USDOT will also need to enhance and, in some cases, establish effective and efficient processes for awarding and administering IIJA grants and overseeing grantees’ compliance with federal requirements, the OIG report stated.
“We remain committed to helping the department by identifying and recommending actions to address these and other challenges through our audits and investigations,” according to the report.
According to the OIG, some of the biggest challenges include:
- Assessing increased risks of fraud, such as disadvantaged business enterprise fraud.
- Understanding risks for unique policy or financing arrangements.
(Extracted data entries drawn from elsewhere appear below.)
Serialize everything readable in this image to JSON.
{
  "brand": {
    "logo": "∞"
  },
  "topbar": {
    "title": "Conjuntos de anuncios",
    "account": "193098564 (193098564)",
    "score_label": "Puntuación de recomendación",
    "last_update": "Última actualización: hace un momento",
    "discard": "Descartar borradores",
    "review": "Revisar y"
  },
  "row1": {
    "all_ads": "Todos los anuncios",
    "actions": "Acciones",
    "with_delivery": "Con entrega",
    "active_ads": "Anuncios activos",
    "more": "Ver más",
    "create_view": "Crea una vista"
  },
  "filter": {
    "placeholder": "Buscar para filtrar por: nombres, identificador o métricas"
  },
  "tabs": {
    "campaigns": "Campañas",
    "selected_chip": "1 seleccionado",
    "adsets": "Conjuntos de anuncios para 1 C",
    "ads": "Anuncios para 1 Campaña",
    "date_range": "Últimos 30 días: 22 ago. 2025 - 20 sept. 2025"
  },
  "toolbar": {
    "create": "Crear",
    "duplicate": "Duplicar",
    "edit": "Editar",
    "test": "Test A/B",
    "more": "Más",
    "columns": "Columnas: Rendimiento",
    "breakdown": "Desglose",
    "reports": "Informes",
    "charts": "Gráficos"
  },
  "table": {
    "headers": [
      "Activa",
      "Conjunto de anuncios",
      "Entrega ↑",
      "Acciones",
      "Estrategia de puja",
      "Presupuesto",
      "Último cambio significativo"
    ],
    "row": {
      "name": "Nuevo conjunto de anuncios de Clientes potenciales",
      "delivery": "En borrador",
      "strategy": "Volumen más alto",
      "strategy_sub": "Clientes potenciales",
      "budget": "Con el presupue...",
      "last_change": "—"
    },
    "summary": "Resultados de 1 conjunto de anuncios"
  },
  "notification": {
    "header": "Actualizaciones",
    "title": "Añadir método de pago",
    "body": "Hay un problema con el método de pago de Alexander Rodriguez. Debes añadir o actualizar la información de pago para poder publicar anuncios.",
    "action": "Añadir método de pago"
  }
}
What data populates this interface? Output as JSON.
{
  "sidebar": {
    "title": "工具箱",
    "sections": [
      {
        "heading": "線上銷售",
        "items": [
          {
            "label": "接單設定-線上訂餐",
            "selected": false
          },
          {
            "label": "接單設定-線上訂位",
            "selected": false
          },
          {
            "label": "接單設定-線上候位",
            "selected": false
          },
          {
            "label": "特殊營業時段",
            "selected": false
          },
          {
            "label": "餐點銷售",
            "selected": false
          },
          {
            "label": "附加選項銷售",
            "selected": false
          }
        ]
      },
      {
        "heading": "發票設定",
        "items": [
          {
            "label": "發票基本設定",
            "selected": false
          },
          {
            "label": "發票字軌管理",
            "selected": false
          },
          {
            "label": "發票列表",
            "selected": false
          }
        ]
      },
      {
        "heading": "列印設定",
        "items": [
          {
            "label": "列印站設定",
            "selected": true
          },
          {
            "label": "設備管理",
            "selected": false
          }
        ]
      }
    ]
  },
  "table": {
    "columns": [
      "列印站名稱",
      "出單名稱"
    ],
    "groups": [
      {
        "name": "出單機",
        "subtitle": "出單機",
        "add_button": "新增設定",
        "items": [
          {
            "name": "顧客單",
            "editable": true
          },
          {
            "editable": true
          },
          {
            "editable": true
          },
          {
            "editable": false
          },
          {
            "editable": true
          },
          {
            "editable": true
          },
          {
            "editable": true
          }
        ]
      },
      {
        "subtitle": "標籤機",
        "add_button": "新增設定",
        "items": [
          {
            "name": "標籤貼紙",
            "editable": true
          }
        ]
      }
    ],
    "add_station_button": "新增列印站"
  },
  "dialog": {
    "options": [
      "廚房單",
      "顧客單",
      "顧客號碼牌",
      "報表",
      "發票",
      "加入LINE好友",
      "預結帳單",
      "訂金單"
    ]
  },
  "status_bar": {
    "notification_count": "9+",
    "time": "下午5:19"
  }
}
- Acquiring and maintaining a skilled workforce.
- Coordinating with critical stakeholders (e.g., other federal agencies, state and local partners).
- Addressing the impact of limited industry capacity and rising prices.
- Establishing clear IIJA application and award processes.
- Developing and maintaining oversight procedures.
- Monitoring financial data and responding to non-compliances.
“Fraud and waste risks will be particularly important for USDOT to address as it implements IIJA, as these risks can substantially affect the department’s ability to meet established goals,” the report stated. “IIJA also created new transportation investment programs and significantly expanded many existing ones, potentially increasing the risk of fraud and waste.”
Finally, OIG officials stated that “it will remain paramount that USDOT maintain focus on continuous improvement of its processes for both new and existing financial assistance programs to manage awards throughout their lifecycle — from funding announcement to project closeout — to assure fairness in opportunities and accountability for resources and results. These and other steps will be key to meeting IIJA challenges, mitigating risks, maintaining stewardship over taxpayer dollars, and achieving the many expected benefits of IIJA’s infrastructure projects. We are committed to supporting the department’s efforts to maximize IIJA’s investments.”